The influential International Energy Agency sees oil markets rebalancing in 2017 thanks to falling US production but the decline will prove short-lived as efficiency gains will push U.S. output to new records by the beginning of the next decade.
“Only in 2017 will we finally see oil supply and demand aligned but the enormous stocks being accumulated will act as a dampener on the pace of recovery in oil prices when the market, having balanced, then starts to draw down those stocks,” the IEA said in its medium-term outlook.
“Today’s oil market conditions do not suggest that prices can recover sharply in the immediate future,” it added.
Over the course of 2015 to 2021, US output is expected to reach a record high of 14.2 million barrels per day (bpd), after dipping initially this year and next, the IEA said in its report.
Production of US shale oil is expected to drop by 600,000 bpd this year, and a further 200,000 bpd next year before gradually recovering.
“Anybody who believes that we have seen the last of rising production in the United States should think again; by the end of our forecast in 2021, total US liquids production will have increased by a net 1.3 million bpd compared to 2015,” the IEA said.

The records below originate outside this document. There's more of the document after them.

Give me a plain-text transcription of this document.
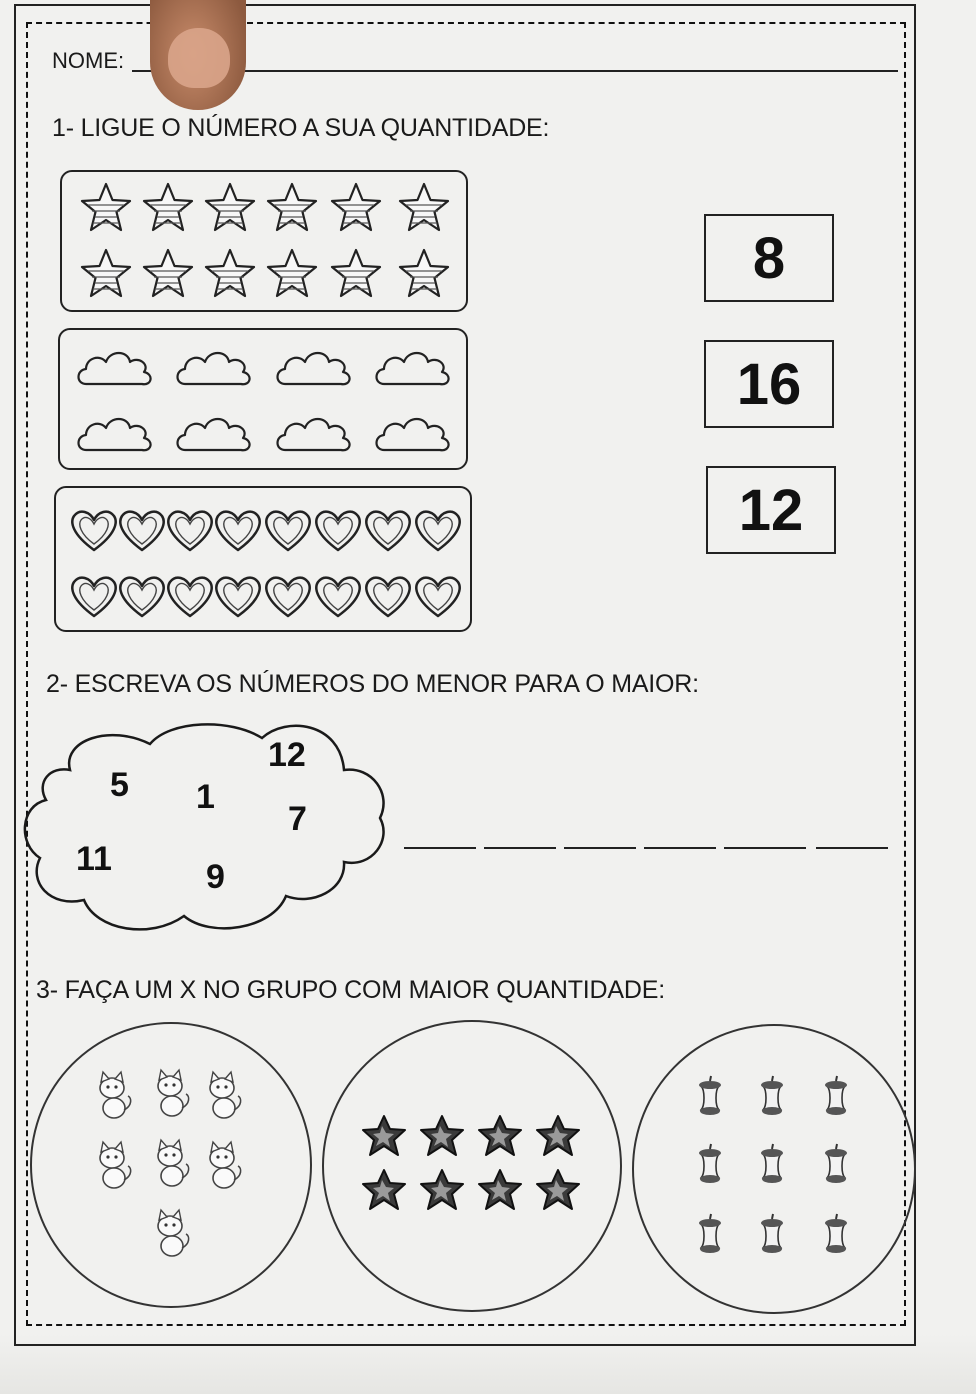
NOME:
1- LIGUE O NÚMERO A SUA QUANTIDADE:
8
16
12
2- ESCREVA OS NÚMEROS DO MENOR PARA O MAIOR:
3- FAÇA UM X NO GRUPO COM MAIOR QUANTIDADE:
12
5 1
7
11	9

Overall, global oil supply is expected to rise by 4.1 million bpd between 2015 and 2021, compared with growth of 11 million bpd between 2009 and 2015, the IEA said.
The report forecast OPEC crude oil production capacity would rise by 800,000 bpd by 2021 as lower oil prices force the re-consideration of development projects in the early period of the forecast.

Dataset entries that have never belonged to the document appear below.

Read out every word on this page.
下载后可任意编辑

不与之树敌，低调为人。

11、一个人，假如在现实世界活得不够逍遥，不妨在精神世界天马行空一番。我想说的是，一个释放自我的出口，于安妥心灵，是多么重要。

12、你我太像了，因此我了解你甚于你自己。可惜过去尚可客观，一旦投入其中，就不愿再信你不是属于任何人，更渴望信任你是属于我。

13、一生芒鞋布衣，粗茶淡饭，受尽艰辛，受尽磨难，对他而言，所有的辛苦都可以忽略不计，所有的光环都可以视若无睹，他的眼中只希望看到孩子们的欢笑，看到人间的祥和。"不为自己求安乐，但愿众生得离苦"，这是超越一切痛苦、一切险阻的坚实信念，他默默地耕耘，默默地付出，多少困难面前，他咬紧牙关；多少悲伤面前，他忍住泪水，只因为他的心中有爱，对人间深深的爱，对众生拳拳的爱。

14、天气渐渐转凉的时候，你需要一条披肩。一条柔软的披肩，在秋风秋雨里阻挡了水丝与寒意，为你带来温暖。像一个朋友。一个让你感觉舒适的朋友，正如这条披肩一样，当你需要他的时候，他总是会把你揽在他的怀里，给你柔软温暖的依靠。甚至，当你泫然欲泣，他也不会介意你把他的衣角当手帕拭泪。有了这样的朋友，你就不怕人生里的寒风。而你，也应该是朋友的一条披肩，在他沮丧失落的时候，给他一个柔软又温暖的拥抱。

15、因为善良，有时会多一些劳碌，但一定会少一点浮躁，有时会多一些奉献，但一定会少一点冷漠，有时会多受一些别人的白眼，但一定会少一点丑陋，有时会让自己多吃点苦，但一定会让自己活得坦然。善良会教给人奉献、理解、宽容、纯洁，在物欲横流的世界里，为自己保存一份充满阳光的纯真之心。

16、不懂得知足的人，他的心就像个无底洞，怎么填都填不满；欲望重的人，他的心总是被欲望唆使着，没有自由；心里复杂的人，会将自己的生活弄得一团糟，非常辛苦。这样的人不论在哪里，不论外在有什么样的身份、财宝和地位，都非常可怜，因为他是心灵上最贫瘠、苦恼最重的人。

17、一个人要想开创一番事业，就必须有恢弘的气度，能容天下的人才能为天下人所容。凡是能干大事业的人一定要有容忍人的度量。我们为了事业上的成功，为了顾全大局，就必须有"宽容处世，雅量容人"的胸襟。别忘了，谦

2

“Iran, now free of nuclear sanctions, emerges as the biggest source of growth within OPEC over the six-year forecast period. The higher capacity will not, however, allow Iran to reclaim its rank as OPEC’s second-biggest crude oil producer after Saudi Arabia. That position is maintained by Iraq through 2021 despite a marked slowdown in its capacity building,” the IEA said.
The supply glut limits any chance of prices rebounding in the short term. The surplus will take longer to clear than previously estimated, according to the IEA.
While U.S. shale oil production will retreat this year and next as the price slump hits drilling, its subsequent recovery will ensure America remains the biggest source of new supply to 2021. The Organization of Petroleum Exporting Countries will expand its market share slightly this decade, with Iran, newly released from international sanctions, displacing Iraq as the organization’s biggest contributor to supply growth.
“Only in 2017 will we finally see oil supply and demand aligned but the enormous stocks being accumulated will act as a dampener on the pace of recovery in oil prices,” the Paris-based adviser to 29 countries said in its medium-term report Monday. “It is hard to see oil prices recovering significantly in the short term from the low levels prevailing” currently, it said.
The report notes that while oil prices should start to rise gradually once the market begins rebalancing, the availability of resources that can be easily and quickly tapped will limit the scope of rallies – at least in the near term. However, the report points to the risk of an oil price spike in the later part of the outlook period arising from insufficient investment.
“It is easy for consumers to be lulled into complacency by ample stocks and low prices today, but they should heed the writing on the wall: the historic investment cuts we are seeing raise the odds of unpleasant oil-security surprises in the not-too-distant-future,” said IEA Executive Director Fatih Birol,
The IEA’s new outlook is the latest sign that oil forecasters are bracing for a “lower-for-longer” price environment.
The agency acknowledged that the industry’s expectations — and its own predictions — that oil markets would recover in 2015 proved “very wide of the mark.”
The report also signals that while OPEC will succeed in its policy of defending market share, the group will have to endure a prolonged period of reduced revenues.
Brent crude traded near $34 a barrel today, having slumped to a 12-year low near $27 in late January.